/ Wort zum Tag

Römer 8,16

Bibelvers

Der Geist selbst gibt Zeugnis unserm Geist, dass wir Gottes Kinder sind.

Römer 8,16

Es ist schon merkwürdig: Trotz der vielen Möglichkeiten, die Menschen heute haben, Schönes und Großartiges zu erleben, geht bei vielen die Angst um. Wo immer mehr Menschen den Glauben an ein Geborgensein in Gott verloren haben, schleicht sich die Angst durch die Hintertür hinein. Und da der Mensch eine Geborgenheit braucht, die ihn durchs Leben trägt, suchen es viele über die Familie hinaus in Wohlfühlkursen oder esoterischen Zirkeln.
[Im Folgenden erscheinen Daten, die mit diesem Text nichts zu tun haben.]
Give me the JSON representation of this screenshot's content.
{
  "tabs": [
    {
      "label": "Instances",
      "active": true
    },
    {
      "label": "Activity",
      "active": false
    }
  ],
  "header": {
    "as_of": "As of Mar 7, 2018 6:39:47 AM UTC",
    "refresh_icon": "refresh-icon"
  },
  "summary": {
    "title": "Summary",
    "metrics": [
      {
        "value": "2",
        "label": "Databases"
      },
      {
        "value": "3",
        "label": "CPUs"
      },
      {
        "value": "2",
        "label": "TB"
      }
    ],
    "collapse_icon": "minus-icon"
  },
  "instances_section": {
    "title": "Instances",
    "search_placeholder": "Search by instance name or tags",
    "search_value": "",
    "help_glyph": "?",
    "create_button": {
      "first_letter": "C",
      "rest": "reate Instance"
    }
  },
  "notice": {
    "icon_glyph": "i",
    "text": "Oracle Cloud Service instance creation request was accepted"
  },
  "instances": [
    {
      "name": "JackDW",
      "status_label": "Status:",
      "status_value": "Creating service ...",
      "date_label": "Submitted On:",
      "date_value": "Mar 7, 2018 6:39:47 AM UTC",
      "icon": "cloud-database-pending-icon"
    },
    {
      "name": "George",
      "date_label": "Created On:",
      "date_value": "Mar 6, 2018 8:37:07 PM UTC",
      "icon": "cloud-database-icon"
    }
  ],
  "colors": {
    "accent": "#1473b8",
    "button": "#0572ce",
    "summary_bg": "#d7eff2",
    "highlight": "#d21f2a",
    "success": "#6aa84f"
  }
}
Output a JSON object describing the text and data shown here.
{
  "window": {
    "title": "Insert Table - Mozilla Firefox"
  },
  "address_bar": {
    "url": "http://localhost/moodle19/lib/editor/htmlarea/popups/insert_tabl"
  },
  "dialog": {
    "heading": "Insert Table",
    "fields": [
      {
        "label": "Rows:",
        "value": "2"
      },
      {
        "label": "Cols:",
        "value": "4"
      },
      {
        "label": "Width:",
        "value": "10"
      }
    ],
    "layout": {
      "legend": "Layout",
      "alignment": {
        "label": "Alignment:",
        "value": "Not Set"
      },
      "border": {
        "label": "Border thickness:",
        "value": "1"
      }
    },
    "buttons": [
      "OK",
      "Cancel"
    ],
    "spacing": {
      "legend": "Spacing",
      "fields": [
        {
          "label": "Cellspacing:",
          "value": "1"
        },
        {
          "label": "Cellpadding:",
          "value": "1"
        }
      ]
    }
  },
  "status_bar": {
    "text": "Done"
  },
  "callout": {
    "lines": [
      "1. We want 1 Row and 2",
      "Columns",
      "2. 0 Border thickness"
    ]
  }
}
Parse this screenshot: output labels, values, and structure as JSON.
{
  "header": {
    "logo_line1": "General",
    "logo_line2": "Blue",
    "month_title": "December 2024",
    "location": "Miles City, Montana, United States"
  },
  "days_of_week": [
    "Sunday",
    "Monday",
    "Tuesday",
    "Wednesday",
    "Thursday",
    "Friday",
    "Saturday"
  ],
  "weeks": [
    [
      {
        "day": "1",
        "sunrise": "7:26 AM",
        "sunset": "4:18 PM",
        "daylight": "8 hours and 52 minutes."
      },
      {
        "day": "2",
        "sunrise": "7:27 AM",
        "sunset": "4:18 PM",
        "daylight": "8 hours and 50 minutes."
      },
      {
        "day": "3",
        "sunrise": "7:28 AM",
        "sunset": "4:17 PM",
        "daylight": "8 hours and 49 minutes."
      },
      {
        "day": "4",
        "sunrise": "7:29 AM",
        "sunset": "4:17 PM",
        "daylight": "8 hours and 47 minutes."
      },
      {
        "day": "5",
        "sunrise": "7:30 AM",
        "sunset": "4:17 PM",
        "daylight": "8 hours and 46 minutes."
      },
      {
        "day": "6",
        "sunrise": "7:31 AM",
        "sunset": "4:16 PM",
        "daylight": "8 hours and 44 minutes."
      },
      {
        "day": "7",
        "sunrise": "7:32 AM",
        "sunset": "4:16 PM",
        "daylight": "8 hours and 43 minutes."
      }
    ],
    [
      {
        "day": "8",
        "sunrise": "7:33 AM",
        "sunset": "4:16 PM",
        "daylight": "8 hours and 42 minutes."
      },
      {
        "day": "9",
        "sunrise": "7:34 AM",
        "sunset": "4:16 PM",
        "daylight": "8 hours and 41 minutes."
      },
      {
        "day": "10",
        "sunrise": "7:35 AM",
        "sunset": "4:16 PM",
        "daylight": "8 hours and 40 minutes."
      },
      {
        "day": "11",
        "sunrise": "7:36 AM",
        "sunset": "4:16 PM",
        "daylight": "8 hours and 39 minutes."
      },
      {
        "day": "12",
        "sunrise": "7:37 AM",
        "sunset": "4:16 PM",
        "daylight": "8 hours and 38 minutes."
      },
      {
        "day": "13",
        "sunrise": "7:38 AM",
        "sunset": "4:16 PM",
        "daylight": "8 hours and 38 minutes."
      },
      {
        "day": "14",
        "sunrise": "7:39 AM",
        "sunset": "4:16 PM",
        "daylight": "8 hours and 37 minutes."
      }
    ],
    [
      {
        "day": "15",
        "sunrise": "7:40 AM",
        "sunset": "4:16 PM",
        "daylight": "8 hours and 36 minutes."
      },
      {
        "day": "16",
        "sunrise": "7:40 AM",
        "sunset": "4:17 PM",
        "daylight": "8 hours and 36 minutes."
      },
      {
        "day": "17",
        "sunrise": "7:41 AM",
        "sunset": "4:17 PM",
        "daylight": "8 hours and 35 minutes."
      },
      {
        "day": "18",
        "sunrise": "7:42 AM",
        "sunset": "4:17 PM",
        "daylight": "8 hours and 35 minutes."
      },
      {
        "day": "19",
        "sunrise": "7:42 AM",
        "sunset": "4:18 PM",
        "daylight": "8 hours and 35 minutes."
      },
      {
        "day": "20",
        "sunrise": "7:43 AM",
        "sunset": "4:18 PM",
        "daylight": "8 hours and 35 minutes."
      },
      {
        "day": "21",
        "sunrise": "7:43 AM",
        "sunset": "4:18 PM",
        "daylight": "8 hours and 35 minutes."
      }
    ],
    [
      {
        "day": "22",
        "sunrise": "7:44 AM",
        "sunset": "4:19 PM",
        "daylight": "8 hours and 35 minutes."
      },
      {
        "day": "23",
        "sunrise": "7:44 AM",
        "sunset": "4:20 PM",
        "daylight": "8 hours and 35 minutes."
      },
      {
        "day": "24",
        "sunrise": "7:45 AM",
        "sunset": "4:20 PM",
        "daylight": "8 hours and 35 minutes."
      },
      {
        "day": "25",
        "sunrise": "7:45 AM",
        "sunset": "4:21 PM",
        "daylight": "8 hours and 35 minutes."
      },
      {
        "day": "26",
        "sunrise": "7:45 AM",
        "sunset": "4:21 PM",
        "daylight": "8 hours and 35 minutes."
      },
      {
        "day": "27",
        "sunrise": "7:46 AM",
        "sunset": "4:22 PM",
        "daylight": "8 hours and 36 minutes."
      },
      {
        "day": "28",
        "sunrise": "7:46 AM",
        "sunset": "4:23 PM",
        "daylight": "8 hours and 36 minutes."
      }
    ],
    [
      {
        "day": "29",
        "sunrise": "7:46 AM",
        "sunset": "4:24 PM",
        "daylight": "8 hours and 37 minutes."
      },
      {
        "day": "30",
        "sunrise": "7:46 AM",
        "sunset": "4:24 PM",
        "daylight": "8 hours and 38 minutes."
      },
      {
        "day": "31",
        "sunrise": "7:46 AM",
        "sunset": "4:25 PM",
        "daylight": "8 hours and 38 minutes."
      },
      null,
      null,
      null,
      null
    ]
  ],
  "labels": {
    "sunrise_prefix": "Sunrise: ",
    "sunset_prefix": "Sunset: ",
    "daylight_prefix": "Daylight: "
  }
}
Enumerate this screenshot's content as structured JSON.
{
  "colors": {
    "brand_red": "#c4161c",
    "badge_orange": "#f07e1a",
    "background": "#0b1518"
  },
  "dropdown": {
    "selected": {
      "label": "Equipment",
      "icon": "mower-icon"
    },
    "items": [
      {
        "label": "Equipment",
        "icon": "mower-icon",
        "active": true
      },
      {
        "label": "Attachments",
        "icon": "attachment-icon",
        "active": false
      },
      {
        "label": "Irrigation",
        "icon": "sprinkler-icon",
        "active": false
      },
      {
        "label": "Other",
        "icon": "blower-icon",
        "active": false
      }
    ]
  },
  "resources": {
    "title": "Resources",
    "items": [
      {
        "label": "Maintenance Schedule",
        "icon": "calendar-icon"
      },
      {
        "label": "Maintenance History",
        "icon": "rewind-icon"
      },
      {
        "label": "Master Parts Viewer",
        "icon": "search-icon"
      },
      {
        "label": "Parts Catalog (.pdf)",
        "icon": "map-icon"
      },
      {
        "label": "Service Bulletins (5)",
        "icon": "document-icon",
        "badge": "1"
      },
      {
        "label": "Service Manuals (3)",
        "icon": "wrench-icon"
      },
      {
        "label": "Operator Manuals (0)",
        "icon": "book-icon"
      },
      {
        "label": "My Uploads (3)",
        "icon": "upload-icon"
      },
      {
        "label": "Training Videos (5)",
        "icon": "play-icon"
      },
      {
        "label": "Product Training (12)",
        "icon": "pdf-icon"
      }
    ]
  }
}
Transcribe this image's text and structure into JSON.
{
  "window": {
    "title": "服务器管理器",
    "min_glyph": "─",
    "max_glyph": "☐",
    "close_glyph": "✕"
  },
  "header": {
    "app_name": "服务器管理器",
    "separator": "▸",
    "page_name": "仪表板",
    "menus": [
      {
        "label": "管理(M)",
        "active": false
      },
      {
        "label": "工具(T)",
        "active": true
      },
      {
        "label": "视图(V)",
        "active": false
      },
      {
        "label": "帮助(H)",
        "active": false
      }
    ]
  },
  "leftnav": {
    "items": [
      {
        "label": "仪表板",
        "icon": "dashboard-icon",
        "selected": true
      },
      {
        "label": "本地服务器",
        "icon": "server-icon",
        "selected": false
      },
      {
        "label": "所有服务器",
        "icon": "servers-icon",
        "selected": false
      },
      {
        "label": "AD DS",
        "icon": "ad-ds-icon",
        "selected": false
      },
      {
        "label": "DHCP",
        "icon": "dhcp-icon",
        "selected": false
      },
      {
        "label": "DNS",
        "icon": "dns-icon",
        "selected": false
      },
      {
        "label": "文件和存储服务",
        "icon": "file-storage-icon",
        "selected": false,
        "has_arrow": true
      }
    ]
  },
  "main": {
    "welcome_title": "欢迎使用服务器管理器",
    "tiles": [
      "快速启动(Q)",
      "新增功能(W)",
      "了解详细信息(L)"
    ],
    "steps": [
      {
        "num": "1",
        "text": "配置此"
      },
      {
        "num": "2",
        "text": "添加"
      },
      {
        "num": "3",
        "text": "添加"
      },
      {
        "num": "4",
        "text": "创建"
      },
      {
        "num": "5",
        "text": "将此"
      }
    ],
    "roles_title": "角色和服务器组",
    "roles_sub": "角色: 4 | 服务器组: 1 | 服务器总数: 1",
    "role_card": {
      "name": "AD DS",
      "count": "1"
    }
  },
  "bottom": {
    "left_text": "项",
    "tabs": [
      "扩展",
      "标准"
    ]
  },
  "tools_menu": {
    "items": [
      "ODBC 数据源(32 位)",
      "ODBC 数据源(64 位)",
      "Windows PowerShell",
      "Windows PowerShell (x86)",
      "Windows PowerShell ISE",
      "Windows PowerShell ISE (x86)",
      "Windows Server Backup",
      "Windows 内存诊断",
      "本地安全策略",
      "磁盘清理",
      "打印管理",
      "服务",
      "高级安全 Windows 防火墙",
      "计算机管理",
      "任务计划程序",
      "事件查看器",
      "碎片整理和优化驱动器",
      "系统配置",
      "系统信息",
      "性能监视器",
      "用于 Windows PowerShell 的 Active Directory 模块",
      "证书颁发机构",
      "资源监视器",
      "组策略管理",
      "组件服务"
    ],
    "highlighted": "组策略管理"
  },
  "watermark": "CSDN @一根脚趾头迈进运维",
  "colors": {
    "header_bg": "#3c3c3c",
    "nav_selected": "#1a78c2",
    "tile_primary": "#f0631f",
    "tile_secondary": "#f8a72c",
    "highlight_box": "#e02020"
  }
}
Aber gerade hier ist der christliche Glaube gefragt. Bloß durch die Taufe wächst uns der Glaube an Gott nicht von alleine zu. Wir müssen uns auch mit ihm beschäftigen! Ihn an uns heranlassen! Und zwar ganz! Ein Mann wurde gefragt, warum er nie ein Flugzeug benutze. Er soll gesagt haben: „Ich fühle mich dabei zu sehr in Gottes Hand.“ Dieser Satz macht etwas offenbar von dem Zwiespalt in ihm zwischen Glaube und Zweifel, zwischen Gottvertrauen und Lebensangst. Und genau das ist der Punkt bei vielen: Sie möchten in Gottes Hand sein, aber nicht zu sehr. Sie möchten bei Gott geborgen sein, aber nicht alles in seine Hand geben. Sie möchten einen Halt haben, aber auch selber etwas in der Hand behalten. Aber kein Fisch hat Angst vor zu viel Wasser, kein Vogel hat Angst vor zu viel Luft. Und kein Mensch braucht Angst zu haben vor „zu viel Gott“. Denn wir brauchen ihn alle wie die Luft zum Atmen.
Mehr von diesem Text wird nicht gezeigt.